Где-то разыскали ее мужа и сына и доставили их в город. Вину за смерть старухи пытались взвалить на них, но из этого ничего не вышло. Они полностью доказали свою непричастность.
Тем не менее весь город был настроен против них. Им пришлось уехать. Куда они делись, я и по сей день, не знаю.
Я помню только эту картину в лесу — толпу, голое девическое тело, опрокинутое лицом в снег, следы от беготни собак и ясное холодное, зимнее небо вверху. По небу плыла белые клочья облаков. Они проносились над маленьким открытым пространством между деревьями.
Я сам не заметил, как из этой сцены в лесу со временем возникла та повесть, которую я ныне пытаюсь рассказать. Все мелкие черточки, как видите, пришлось подбирать исподволь, значительно позже.
На моих главах случалось разное. В дни молодости я работал на ферме у одного немца. Тамошняя служанка боялась хозяина. Жена фермера ненавидела ее.

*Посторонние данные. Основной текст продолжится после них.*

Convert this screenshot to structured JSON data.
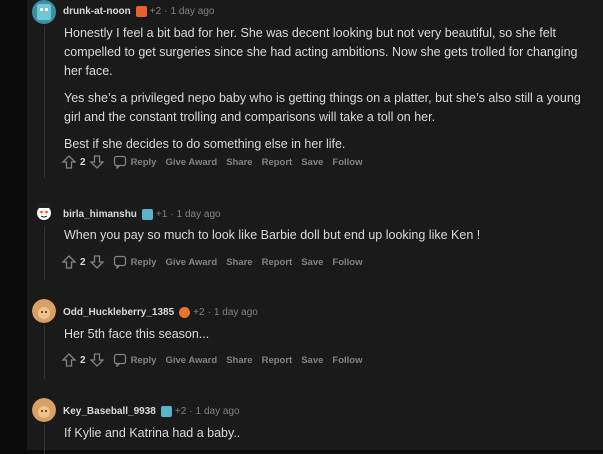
{
  "comments": [
    {
      "username": "drunk-at-noon",
      "flair_icon": "fire-flair-icon",
      "karma": "+2",
      "time": "1 day ago",
      "paragraphs": [
        "Honestly I feel a bit bad for her. She was decent looking but not very beautiful, so she felt compelled to get surgeries since she had acting ambitions. Now she gets trolled for changing her face.",
        "Yes she’s a privileged nepo baby who is getting things on a platter, but she’s also still a young girl and the constant trolling and comparisons will take a toll on her.",
        "Best if she decides to do something else in her life."
      ],
      "score": "2"
    },
    {
      "username": "birla_himanshu",
      "flair_icon": "cat-flair-icon",
      "karma": "+1",
      "time": "1 day ago",
      "paragraphs": [
        "When you pay so much to look like Barbie doll but end up looking like Ken !"
      ],
      "score": "2"
    },
    {
      "username": "Odd_Huckleberry_1385",
      "flair_icon": "orange-flair-icon",
      "karma": "+2",
      "time": "1 day ago",
      "paragraphs": [
        "Her 5th face this season..."
      ],
      "score": "2"
    },
    {
      "username": "Key_Baseball_9938",
      "flair_icon": "cat-flair-icon",
      "karma": "+2",
      "time": "1 day ago",
      "paragraphs": [
        "If Kylie and Katrina had a baby.."
      ]
    }
  ],
  "actions": {
    "reply": "Reply",
    "give_award": "Give Award",
    "share": "Share",
    "report": "Report",
    "save": "Save",
    "follow": "Follow"
  }
}
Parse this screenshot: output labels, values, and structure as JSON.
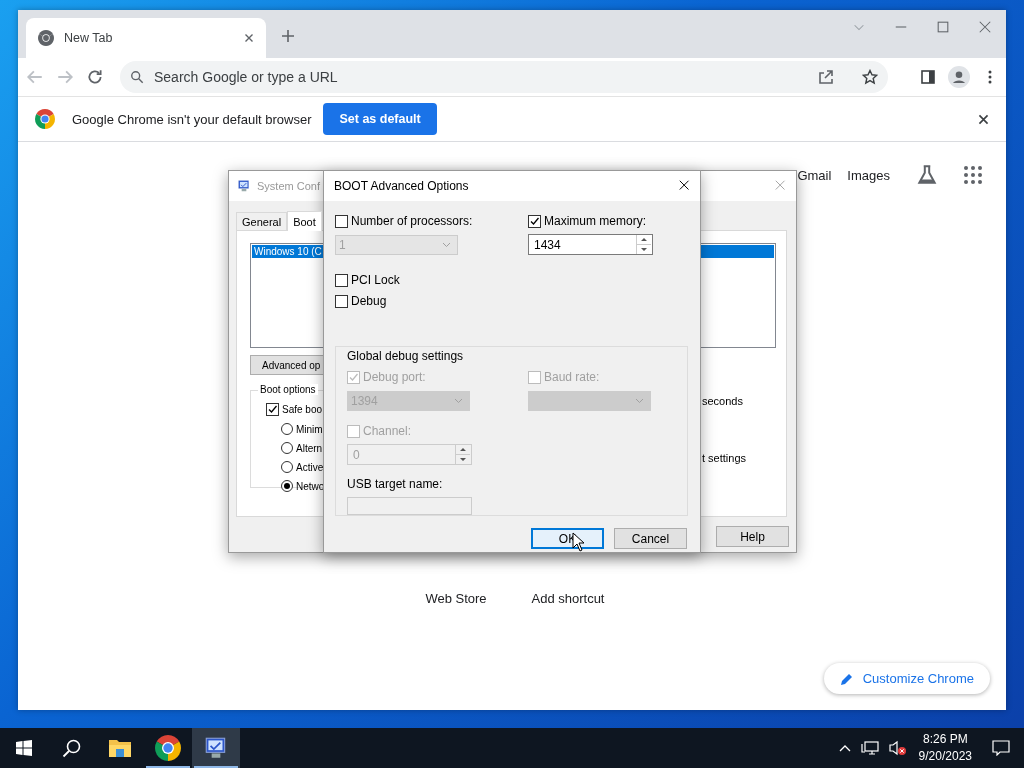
{
  "browser": {
    "tabs": [
      {
        "title": "New Tab",
        "selected": true
      }
    ],
    "address_bar": {
      "placeholder": "Search Google or type a URL"
    },
    "infobar": {
      "message": "Google Chrome isn't your default browser",
      "button": "Set as default"
    },
    "header_links": [
      "Gmail",
      "Images"
    ],
    "shortcuts": [
      {
        "label": "Web Store"
      },
      {
        "label": "Add shortcut"
      }
    ],
    "customize_button": "Customize Chrome"
  },
  "system_configuration": {
    "title": "System Conf",
    "tabs": [
      {
        "label": "General",
        "selected": false
      },
      {
        "label": "Boot",
        "selected": true
      }
    ],
    "boot_entries": [
      {
        "label": "Windows 10 (C",
        "selected": true
      }
    ],
    "advanced_button": "Advanced op",
    "boot_options": {
      "title": "Boot options",
      "safe_boot": {
        "label": "Safe boo",
        "checked": true
      },
      "modes": [
        {
          "label": "Minim",
          "selected": false
        },
        {
          "label": "Altern",
          "selected": false
        },
        {
          "label": "Active",
          "selected": false
        },
        {
          "label": "Netwo",
          "selected": true
        }
      ]
    },
    "timeout_unit": "seconds",
    "persistent_label": "t settings",
    "buttons": [
      "Help"
    ]
  },
  "dialog": {
    "title": "BOOT Advanced Options",
    "processors": {
      "label": "Number of processors:",
      "checked": false,
      "value": "1"
    },
    "max_memory": {
      "label": "Maximum memory:",
      "checked": true,
      "value": "1434"
    },
    "options": [
      {
        "label": "PCI Lock",
        "checked": false
      },
      {
        "label": "Debug",
        "checked": false
      }
    ],
    "debug_settings": {
      "title": "Global debug settings",
      "disabled": true,
      "debug_port": {
        "label": "Debug port:",
        "checked": true,
        "value": "1394"
      },
      "baud_rate": {
        "label": "Baud rate:",
        "checked": false
      },
      "channel": {
        "label": "Channel:",
        "checked": false,
        "value": "0"
      },
      "usb_target": {
        "label": "USB target name:"
      }
    },
    "buttons": [
      {
        "label": "OK",
        "focused": true
      },
      {
        "label": "Cancel",
        "focused": false
      }
    ]
  },
  "taskbar": {
    "apps": [
      {
        "kind": "explorer",
        "running": false,
        "active": false
      },
      {
        "kind": "chrome",
        "running": true,
        "active": false
      },
      {
        "kind": "msconfig",
        "running": true,
        "active": true
      }
    ],
    "time": "8:26 PM",
    "date": "9/20/2023"
  }
}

Я многого там насмотрелся. Позже я попал в довольно жуткую историю с собаками — в лесу, в Иллинойсе, ясной, лунной зимней ночью. Еще в школьные годы я как-то летом отправился с товарищем вдоль ручья за несколько миль ют города и отыскал дом, где жила старуха. С тех пор, как она умерла, никто там не жил. Двери были сорваны с петель, оконные стекла разбиты. Мы с товарищем стояли на дороге, и вдруг из-за дома выскочили две собаки просто две бродячие дворняги. Собаки были огромные, тощие, они подбежали к забору и уставились с той, стороны на нас.
Все это вместе — история старухи и ее смерть — стало для меня, когда я вырос, словно музыкой, доносящейся издалека. Мне пришлось медленно подбирать ноту за нотой. Необходимо было что-то осмыслить.
Умершая женщина была из тех, что обречены питать собою чужую жизнь. Собственно говоря, она всю жизнь ничем иным и не занималась. Она питала собою чужую жизнь еще до того как родилась, ребенком, девушкой, батрачившей у немца на ферме, замужней женщиной, старухой, и после того, как она умерла. Она поддерживала жизнь в коровах, в курах, в свиньях, в лошадях, в собаках, в мужчинах. Ее дочь умерла в раннем детстве, с сыном у нее не было человеческих отношений. В ту ночь, когда она умерла, спеша домой, она несла на себе питание для чужих жизней.
Она умерла на прогалине в лесу и даже после смерти питала собой чужую жизнь.
Вот почему в тот вечер, когда мы с братом вернулись дамой и мать и сестра слушали его рассказ, я чувствовал, что самого главного он не коснулся. Он был слишком молод, и я тоже. В такой завершенности есть своя красота.
Я не хочу подчеркивать это обстоятельство. Я только хочу объяснить, почему я тогда не был удовлетворен рассказом брата и остался неудовлетворенным до сих пор. Я говорю об этом только для того, чтобы вы поняли, почему я попытался вновь рассказать эту простую историю.